Lo más raro fue lo de los otros días, cachienlosmengue. Hasta Estepona tuvo que llevar a Manolito Piña, porque un colega suyo que era otro majarón de los discos y la música había tenido la ocurrencia de traerse a cantar nada menos que a los Village People, que eran una especie de chirigota de tíos con pinta peligrosa que iban disfrazaos uno de indio, otro de bombero, otro de poli, otro de motero y otro de albañil y qué se yo: mu mala espina daba aquello, como si en vez de en un concierto de rock o pop lo hubiera colado Manolito Piña, sin comerlo ni beberlo, en un estriptis de boys de esos que hoy vuelven locos a to las niñas cuando cumplen dieciocho y tienen ganas de darse un alegrón por donde rima. Pero resulta que no, que eran un grupo de música de verdad, americano, y famoso-famoso, que hasta habían hecho una película cuando la época de Travolta y cantaban contoneándose aquello de guai emsi eh, guai emsi eh y la gente venga a mover el esqueleto y a corear las canciones como si fueran los estribillos de la chirigota del Selu macho macho man y venga macho macho man y la canción aquella que Vicentito Quignon le había dedicao al Zidane en los mundiales, pero con otra letra que parece que decía joé. Eso sí, marcha un montón, pero el ruido pa plantearte luego en la puerta de Astillero y decirle al nota de la ventanilla que te habías quedao sordo con el soplete en un tanque, a ver si colaba la jubilación y la morterá de la indemnización, que anda que no había gente con el mismo achaque.

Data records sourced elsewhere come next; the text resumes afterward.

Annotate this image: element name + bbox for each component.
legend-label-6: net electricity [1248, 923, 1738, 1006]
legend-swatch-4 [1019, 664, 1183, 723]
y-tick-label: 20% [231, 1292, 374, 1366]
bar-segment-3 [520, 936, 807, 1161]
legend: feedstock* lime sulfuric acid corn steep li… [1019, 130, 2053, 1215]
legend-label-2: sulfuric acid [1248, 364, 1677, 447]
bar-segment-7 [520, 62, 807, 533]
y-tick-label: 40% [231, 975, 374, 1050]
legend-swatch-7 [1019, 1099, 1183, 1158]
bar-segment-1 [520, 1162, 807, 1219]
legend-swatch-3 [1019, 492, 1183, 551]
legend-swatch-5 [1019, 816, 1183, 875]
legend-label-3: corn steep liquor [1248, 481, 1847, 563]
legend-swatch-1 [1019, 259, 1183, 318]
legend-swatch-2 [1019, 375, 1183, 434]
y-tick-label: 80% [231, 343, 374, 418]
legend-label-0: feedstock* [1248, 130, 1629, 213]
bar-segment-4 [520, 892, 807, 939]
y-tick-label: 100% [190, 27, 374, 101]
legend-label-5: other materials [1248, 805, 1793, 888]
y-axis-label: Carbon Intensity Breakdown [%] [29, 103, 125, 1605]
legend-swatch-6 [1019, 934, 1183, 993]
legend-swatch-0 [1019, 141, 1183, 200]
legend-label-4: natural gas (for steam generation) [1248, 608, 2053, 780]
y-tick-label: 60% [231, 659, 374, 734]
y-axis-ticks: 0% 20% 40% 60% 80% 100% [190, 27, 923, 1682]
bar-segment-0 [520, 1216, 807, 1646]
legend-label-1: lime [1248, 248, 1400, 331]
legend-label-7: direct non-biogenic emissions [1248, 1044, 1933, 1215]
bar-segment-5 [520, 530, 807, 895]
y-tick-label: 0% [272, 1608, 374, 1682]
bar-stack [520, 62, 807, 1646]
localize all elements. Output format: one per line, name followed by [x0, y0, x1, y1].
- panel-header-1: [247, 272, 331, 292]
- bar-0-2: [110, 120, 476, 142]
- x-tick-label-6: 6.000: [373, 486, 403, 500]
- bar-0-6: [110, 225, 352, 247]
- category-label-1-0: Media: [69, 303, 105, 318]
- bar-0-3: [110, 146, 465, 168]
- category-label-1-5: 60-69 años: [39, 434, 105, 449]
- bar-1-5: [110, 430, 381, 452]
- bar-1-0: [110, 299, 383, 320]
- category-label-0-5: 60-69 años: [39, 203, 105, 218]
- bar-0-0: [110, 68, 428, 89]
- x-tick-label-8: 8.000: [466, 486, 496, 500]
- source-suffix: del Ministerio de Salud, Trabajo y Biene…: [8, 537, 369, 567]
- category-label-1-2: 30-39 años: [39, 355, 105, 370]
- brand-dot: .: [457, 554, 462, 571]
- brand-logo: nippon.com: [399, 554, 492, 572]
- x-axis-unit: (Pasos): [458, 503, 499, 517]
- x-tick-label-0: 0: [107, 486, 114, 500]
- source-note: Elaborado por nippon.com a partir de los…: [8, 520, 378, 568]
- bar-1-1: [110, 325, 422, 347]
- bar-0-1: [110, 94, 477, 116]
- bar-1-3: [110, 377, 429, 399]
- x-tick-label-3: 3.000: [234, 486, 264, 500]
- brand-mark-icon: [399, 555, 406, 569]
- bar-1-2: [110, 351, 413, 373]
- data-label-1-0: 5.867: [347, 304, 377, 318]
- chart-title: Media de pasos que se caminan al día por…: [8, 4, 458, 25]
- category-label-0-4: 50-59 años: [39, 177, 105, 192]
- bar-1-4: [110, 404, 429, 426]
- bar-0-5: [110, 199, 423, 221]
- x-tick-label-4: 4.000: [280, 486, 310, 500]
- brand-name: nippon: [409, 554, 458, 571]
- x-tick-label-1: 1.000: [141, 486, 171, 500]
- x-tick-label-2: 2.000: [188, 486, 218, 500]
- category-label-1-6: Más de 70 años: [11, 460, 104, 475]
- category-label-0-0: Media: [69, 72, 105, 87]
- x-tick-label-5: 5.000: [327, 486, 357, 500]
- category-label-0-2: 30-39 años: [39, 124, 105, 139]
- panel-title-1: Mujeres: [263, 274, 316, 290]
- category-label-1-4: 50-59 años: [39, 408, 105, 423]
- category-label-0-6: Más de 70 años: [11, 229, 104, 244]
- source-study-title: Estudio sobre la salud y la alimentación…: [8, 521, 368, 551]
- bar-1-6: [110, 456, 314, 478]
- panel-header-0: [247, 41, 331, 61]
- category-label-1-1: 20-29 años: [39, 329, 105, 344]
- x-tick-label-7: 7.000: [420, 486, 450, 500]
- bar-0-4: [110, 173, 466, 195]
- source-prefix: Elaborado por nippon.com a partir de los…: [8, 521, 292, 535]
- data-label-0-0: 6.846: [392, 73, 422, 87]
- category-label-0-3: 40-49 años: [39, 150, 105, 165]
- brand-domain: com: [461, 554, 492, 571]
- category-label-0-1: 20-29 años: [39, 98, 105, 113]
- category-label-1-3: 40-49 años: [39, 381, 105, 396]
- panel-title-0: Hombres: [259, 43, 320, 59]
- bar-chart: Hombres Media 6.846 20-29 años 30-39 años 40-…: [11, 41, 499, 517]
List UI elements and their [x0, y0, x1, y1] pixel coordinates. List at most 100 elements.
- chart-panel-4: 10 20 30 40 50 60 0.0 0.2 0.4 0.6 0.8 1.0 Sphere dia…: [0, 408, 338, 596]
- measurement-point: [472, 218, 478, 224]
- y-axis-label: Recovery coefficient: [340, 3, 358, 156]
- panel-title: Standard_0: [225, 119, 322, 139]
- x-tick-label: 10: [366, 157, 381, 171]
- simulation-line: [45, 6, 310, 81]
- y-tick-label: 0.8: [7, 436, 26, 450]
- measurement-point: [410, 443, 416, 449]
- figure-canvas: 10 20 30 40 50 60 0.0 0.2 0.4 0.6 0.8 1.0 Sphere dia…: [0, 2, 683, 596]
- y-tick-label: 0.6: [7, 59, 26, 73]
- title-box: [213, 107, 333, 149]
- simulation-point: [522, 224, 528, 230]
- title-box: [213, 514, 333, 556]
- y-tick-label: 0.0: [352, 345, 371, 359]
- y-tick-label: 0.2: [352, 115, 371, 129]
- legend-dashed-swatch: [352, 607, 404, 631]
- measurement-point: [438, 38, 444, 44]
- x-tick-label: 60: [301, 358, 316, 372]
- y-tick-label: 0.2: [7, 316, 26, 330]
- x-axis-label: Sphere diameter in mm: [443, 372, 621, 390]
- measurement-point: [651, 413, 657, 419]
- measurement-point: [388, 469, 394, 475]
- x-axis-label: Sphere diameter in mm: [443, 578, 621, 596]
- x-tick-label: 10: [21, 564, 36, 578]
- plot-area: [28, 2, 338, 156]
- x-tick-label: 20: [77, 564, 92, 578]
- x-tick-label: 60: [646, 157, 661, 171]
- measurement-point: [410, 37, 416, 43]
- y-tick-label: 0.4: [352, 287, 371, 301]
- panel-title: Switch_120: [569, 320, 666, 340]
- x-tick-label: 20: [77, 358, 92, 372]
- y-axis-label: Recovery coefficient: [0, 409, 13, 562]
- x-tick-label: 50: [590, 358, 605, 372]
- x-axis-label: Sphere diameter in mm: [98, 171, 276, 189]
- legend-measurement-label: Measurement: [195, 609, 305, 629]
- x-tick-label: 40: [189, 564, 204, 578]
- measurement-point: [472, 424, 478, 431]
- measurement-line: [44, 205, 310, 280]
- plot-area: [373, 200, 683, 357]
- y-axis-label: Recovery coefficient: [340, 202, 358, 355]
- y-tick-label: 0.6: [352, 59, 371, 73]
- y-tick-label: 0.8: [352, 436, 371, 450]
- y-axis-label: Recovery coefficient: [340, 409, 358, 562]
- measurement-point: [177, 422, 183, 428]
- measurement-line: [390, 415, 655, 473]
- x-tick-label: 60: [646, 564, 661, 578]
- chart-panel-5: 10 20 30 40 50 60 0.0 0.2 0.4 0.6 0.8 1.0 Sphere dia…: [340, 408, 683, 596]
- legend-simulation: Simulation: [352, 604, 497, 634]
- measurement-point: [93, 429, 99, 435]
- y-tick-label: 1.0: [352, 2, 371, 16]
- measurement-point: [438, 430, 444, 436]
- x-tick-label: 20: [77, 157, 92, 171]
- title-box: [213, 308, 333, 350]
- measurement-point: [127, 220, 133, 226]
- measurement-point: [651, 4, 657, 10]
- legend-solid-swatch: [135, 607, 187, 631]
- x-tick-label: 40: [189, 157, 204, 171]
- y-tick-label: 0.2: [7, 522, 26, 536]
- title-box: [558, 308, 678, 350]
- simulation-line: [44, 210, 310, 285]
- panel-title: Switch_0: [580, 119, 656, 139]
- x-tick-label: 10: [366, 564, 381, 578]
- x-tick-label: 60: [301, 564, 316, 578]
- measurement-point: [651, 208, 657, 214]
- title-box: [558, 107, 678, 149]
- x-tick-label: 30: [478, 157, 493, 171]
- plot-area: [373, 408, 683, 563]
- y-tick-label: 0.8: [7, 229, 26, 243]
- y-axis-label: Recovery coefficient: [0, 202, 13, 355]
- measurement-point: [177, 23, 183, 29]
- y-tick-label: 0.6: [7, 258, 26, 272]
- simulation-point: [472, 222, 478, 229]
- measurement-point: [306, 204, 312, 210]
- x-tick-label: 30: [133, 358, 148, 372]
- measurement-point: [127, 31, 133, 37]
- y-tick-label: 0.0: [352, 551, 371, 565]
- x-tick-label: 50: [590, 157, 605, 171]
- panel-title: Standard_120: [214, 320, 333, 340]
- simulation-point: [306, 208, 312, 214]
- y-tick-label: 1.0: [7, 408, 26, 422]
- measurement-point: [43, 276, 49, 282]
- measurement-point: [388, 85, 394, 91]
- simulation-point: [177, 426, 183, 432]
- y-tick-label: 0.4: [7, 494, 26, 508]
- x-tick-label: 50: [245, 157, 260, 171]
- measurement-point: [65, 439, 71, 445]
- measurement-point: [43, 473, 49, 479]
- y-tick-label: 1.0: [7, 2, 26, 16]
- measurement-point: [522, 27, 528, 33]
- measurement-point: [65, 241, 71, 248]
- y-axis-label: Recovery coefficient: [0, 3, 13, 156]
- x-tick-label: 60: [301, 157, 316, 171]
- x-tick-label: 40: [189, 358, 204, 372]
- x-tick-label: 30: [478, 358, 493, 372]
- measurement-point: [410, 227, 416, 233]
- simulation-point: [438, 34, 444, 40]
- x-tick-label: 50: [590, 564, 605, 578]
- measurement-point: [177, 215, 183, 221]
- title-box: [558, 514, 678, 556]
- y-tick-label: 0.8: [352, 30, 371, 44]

De todas maneras, a Torre lo que lo dejó a cuadritos, pero planchao en el suelo, fue cuando termina el concierto, después de los bises y los trises y mucho in the navy y yon man yon man, y se van todos del escenario y se queda uno solo allí en medio, el que hacía de indio aunque no necesariamente hiciera el indio, y el tío va y se arrodilla, y levanta los brazos como si estuviera colocao o metío como Marlon Brando en el papel y mirando al cielo, como una histérica, empieza a chillar y a decir Viva la Pantoja, Viva la Pantoja, una y otra vez, o sea, un guiri que cantaba en inglé gui guon you gui guon yu y iba vestío de arapajoe te joe y no paró hasta que el amigo de Manolito Piña fue a rescatarlo y le dio dos abrazos y le regaló la discografía completa de la artista.
O sea, lo que Manolito Piña le venía diciendo por tol camino: que el mundo cada vez se hace más chico, Torre, picha.